C’était il y a trois mois seulement. « Arrogance et inexpérience », avait alors répondu la Première ministre polonaise après qu’Emmanuel Macron eut estimé que la Pologne méritait mieux que des dirigeants remettant en cause l’Etat de droit et plaçant leur pays –  rien que ça – « en marge de l’Histoire, du présent et du futur de l’Europe ». 

         On était donc fondé à se demander comment pourrait se passer leur entretien d’hier à l’Elysée mais cette même Madame Szydlo en est sortie tout sourire en déclarant qu’il « n’y avait pas de grandes difficultés entre la France et la Pologne ».  Ah bon ?... On avait pourtant cru que… 

Eh bien non, pas du tout, non, non, a expliqué la Première ministre, car quoi de plus naturel que « quelques divergences » ? Si c’est elle qui le dit, parfait, mais l’issue de cette rencontre appelle trois remarques. 

La première est qu’il y a une méthode Macron qui marche aussi bien avec Jean-Luc Mélenchon qu’avec les nationalistes polonais, avec tout le monde en fait, et qui consiste à dire, d’emblée, publiquement et très carrément, les choses qui fâchent pour passer ensuite, avec la plus exquise des courtoisies, à celles qui peuvent réunir et, d’abord, aux intérêts communs. C’est assez infaillible puisque cela ne laisse pas d’espace au malaise des non-dits, que cela ne réserve que de bonnes surprises et qu’il y a toujours des intérêts communs sur lesquels se retrouver.

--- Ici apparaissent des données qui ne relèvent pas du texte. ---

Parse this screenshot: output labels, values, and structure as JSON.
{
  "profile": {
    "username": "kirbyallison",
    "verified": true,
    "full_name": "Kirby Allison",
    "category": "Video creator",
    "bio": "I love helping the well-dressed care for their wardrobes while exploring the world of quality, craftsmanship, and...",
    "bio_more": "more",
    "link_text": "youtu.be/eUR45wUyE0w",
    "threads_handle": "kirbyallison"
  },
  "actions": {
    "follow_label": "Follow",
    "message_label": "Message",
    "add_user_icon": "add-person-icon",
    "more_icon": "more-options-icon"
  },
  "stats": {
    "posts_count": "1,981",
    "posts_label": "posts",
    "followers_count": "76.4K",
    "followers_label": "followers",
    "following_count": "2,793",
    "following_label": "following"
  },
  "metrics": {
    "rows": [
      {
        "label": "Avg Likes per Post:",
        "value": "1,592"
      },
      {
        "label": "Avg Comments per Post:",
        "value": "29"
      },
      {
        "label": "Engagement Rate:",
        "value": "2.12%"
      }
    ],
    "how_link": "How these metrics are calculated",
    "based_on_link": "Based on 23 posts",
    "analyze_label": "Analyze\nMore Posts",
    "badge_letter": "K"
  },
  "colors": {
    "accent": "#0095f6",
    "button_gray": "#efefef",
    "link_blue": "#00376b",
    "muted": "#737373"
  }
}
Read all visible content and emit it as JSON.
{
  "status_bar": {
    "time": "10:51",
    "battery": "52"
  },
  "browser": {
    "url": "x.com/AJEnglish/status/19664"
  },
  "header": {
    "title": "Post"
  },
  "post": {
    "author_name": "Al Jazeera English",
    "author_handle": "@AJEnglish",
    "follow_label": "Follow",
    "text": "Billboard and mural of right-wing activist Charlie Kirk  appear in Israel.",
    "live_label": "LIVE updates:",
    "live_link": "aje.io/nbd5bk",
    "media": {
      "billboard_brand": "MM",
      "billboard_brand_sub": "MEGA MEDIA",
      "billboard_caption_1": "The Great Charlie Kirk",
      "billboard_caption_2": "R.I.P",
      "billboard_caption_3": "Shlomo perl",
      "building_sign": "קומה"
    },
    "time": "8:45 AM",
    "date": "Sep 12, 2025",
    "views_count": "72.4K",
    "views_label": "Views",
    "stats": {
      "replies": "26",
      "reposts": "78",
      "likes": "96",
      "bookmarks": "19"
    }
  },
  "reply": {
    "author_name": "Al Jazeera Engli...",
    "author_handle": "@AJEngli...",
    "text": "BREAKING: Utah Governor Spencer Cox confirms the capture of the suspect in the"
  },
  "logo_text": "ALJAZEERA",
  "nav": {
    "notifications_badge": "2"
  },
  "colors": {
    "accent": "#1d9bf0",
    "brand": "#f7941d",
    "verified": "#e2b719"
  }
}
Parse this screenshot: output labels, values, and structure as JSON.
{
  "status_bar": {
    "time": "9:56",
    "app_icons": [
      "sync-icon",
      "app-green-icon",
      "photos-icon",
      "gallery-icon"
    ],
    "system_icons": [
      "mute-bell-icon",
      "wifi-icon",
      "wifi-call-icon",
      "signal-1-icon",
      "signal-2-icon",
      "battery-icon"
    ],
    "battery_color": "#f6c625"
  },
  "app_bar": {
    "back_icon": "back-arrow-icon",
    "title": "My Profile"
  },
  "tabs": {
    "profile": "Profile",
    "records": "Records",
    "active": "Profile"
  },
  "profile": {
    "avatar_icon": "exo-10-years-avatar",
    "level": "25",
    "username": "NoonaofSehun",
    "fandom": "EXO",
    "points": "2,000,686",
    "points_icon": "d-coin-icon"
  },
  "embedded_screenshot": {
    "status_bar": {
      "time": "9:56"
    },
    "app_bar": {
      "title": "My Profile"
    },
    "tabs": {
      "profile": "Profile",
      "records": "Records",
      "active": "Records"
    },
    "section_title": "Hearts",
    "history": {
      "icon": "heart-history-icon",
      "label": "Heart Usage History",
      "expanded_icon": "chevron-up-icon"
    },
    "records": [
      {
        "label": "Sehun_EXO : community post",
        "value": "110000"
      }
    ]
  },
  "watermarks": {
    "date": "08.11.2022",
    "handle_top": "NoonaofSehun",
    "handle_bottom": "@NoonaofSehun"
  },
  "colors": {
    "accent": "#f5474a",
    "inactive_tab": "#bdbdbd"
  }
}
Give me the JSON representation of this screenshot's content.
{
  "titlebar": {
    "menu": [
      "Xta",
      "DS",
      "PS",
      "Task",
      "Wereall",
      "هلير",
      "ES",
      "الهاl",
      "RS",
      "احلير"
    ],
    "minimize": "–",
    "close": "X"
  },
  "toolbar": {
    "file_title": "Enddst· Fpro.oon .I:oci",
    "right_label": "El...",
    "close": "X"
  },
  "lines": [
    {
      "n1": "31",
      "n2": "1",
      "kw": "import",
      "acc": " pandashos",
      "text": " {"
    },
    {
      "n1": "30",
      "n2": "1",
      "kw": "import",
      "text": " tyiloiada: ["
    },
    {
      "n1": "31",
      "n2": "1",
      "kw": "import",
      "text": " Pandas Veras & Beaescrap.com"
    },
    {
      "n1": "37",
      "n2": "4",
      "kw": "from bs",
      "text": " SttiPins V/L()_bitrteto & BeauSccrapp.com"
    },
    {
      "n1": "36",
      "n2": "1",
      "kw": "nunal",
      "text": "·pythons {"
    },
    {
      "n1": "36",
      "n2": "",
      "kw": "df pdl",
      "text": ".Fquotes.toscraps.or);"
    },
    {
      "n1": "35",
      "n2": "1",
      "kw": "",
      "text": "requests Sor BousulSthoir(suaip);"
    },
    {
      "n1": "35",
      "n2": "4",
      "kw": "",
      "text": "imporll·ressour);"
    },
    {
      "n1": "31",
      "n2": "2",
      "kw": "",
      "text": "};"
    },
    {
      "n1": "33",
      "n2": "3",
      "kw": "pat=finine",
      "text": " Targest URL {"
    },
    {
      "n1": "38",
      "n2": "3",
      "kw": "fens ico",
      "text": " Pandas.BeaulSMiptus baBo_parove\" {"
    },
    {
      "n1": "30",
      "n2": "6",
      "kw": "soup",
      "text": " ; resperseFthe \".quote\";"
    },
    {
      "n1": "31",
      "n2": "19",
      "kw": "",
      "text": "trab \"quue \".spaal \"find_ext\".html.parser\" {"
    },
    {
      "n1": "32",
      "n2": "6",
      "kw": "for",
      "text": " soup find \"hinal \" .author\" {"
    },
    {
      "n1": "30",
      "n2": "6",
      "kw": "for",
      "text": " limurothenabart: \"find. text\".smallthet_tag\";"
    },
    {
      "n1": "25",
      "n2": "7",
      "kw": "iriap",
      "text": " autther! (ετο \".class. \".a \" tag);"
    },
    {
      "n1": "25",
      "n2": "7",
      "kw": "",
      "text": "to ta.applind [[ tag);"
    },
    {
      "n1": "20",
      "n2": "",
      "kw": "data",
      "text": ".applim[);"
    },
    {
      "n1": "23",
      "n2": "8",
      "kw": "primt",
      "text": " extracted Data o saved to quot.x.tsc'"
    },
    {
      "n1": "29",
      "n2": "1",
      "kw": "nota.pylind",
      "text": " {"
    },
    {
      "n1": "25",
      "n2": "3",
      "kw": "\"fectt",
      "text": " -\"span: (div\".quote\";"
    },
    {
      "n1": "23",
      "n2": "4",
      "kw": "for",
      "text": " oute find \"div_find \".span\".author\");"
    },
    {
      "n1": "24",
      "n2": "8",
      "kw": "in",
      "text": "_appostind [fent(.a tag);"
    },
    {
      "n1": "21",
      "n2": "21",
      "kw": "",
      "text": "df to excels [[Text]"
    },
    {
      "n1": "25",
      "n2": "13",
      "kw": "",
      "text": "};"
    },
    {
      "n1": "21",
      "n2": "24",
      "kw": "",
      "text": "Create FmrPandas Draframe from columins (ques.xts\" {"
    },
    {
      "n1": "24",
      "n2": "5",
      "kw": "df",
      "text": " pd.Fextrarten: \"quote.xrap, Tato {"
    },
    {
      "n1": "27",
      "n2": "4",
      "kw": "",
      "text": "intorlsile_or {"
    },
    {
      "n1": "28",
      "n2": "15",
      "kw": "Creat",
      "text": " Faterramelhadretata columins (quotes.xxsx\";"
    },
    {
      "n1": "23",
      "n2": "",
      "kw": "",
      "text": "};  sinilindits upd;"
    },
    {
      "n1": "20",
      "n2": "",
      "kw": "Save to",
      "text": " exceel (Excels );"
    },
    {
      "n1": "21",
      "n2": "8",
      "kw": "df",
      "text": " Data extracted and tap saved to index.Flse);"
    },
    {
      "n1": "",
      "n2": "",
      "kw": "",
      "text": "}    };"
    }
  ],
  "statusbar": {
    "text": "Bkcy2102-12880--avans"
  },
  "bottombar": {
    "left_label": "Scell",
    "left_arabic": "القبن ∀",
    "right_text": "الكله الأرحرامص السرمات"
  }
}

La deuxième leçon de la rencontre d’hier est que des pays comme la Pologne et la Hongrie auraient trop à perdre d’une sortie de l’Union pour aller jusque-là. Nationalistes et vraiment très à droite, leurs actuels dirigeants pourfendent à longueur de journée toutes les institutions et capitales européennes mais leurs économies ont trop besoin des fonds et du marché européens pour qu’ils fassent plus que tester la patience de leurs partenaires. 

Quant à la troisième remarque qu’appelle ce rendez-vous de l’Elysée, elle est que la France se trouve aujourd’hui dans une situation qu’elle n’a pas connue depuis les temps de sa plus grande splendeur. 

Ce n’est pas que son économie ait dépassé celle de l’Allemagne ou que son président ait déjà jeté les bases d’une helvétisation du Proche-Orient. Emmanuel Macron ou pas, on n’y est pas encore mais les fantaisies et l’imprévisibilité de Donald Trump ont marginalisé les Etats-Unis, le Brexit fragilise toujours plus l’économie et la diplomatie de cette Grande-Bretagne qui fut l’une des trois puissances européennes et l’Allemagne elle-même s’offre aujourd’hui une crise politique tellement Club Med qu’on en sourit à Athènes. Alors oui, reste la France dont le bain de jouvence séduit le monde et dont le président profite de ce moment français pour se projeter sur tous les fronts.